Das jüngste verlustreiche Quartal von Marathon fällt in eine entscheidende Phase für das Unternehmen, da es sich über das Schürfen von Kryptowährungen hinaus neu positionieren und in den schnell wachsenden Markt für Infrastruktur im Bereich der künstlichen Intelligenz (KI) vorstoßen will. Diese Neuausrichtung spiegelt einen breiteren Trend unter Bitcoin-Minern wider, die mit schmaleren Margen, höheren Betriebskosten und zunehmender Unsicherheit im Umfeld nach dem Halving konfrontiert sind.
Neben der Umleitung weiterer Ressourcen in KI-unterstützende Rechenzentren nutzte Marathon seine Bitcoin-Bestände, um 30 % seiner ausstehenden Wandelanleihen mit einem Abschlag zu tilgen. Dieser Schritt reduzierte Berichten zufolge die Verschuldung, verringerte das Potenzial für zukünftige Verwässerungseffekte und verbesserte Marathons „Fähigkeit, Kapital in strategische Chancen mit höherer Rendite zu investieren“.

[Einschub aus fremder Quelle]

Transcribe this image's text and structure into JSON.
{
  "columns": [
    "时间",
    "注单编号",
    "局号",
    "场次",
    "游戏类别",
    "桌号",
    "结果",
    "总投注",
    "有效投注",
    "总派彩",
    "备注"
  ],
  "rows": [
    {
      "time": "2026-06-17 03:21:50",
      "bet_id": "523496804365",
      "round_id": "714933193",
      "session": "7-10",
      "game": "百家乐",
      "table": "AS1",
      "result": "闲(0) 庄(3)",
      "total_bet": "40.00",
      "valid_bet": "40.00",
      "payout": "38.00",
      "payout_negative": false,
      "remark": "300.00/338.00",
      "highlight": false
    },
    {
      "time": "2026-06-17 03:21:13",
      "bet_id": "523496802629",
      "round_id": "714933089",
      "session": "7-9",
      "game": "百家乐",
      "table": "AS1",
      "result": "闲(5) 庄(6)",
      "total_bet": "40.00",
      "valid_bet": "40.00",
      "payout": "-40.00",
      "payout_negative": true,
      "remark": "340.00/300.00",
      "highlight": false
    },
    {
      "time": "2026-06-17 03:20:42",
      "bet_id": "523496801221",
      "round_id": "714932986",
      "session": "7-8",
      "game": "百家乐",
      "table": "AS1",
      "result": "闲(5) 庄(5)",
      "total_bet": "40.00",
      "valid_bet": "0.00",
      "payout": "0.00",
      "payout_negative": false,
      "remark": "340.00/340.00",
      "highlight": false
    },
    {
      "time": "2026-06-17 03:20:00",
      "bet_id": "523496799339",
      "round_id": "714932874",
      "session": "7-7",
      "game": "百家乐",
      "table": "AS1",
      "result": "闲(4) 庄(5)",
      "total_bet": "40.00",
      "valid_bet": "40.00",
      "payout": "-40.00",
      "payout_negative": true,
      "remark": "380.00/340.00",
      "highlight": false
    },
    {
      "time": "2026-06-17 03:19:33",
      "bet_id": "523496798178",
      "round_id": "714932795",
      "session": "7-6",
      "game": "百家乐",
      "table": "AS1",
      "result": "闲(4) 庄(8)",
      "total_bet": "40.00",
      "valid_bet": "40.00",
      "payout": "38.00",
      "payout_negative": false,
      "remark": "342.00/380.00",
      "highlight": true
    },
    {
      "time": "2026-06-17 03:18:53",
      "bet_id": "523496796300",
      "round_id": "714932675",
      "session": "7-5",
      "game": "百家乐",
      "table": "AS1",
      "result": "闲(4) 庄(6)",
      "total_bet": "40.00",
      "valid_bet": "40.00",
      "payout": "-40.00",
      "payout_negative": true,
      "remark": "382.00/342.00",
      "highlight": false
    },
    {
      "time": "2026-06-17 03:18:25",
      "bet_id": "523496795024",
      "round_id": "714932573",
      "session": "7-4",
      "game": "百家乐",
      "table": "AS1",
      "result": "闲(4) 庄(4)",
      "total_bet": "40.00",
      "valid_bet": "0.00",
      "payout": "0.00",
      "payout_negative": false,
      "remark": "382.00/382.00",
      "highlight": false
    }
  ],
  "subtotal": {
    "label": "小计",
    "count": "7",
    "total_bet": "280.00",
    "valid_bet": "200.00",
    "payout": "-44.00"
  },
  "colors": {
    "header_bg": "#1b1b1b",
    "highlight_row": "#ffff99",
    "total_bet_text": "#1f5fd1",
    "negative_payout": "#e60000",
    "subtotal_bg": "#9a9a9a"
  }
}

„Im Laufe des Quartals haben wir Bitcoin im Wert von rund 1,5 Milliarden US-Dollar verkauft. Diese Mittel wurden verwendet, um mit einem Abschlag über 1 Milliarde US-Dollar des Nennwerts unserer Anleihen mit Fälligkeit 2030 und 2031 zurückzukaufen und unsere Kreditlinie um 200 Millionen US-Dollar zu reduzieren“, heißt es in dem Schreiben.

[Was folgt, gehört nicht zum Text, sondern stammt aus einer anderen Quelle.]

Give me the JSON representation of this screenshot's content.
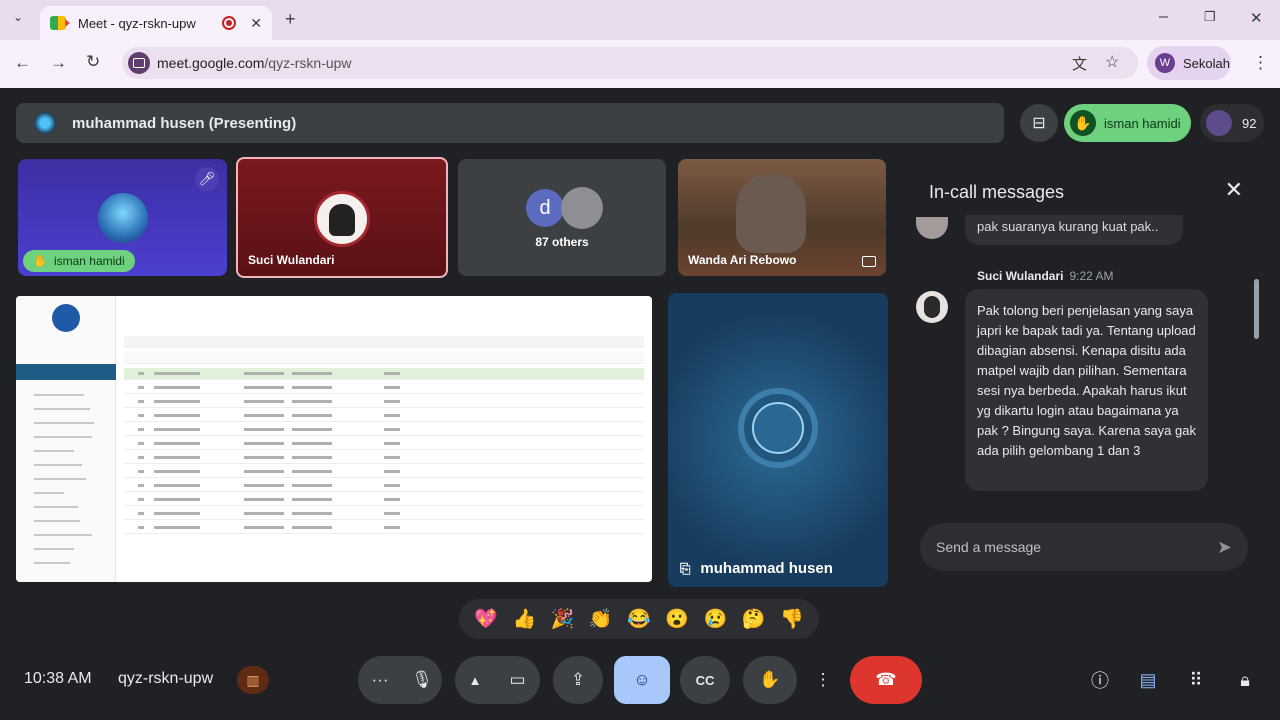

Darüber hinaus refinanzierte Marathon 150 Millionen US-Dollar seiner Kreditlinie zu einem Zinssatz von 7 %, gegenüber den zuvor gezahlten 10,5 %. Trotz der Diversifizierung weg vom Bitcoin-Mining erklärte Marathon, dass die Reduzierung der Schulden durch die Verwertung von Bitcoin das Vertrauen des Unternehmens in die Kryptowährung als wichtigen Reservewert widerspiegele. Folglich hielt Marathon zum Ende des Quartals 35.303 Bitcoin, darunter 9.995 Bitcoin, die als Sicherheit verliehen oder verpfändet waren. Im ersten Quartal 2026 schürfte das Unternehmen 2.247 BTC, wodurch sich der Wert seiner Bitcoin-Bestände auf der Grundlage eines Spotpreises von 68.222 US-Dollar pro Bitcoin auf etwa 2,4 Milliarden US-Dollar belief.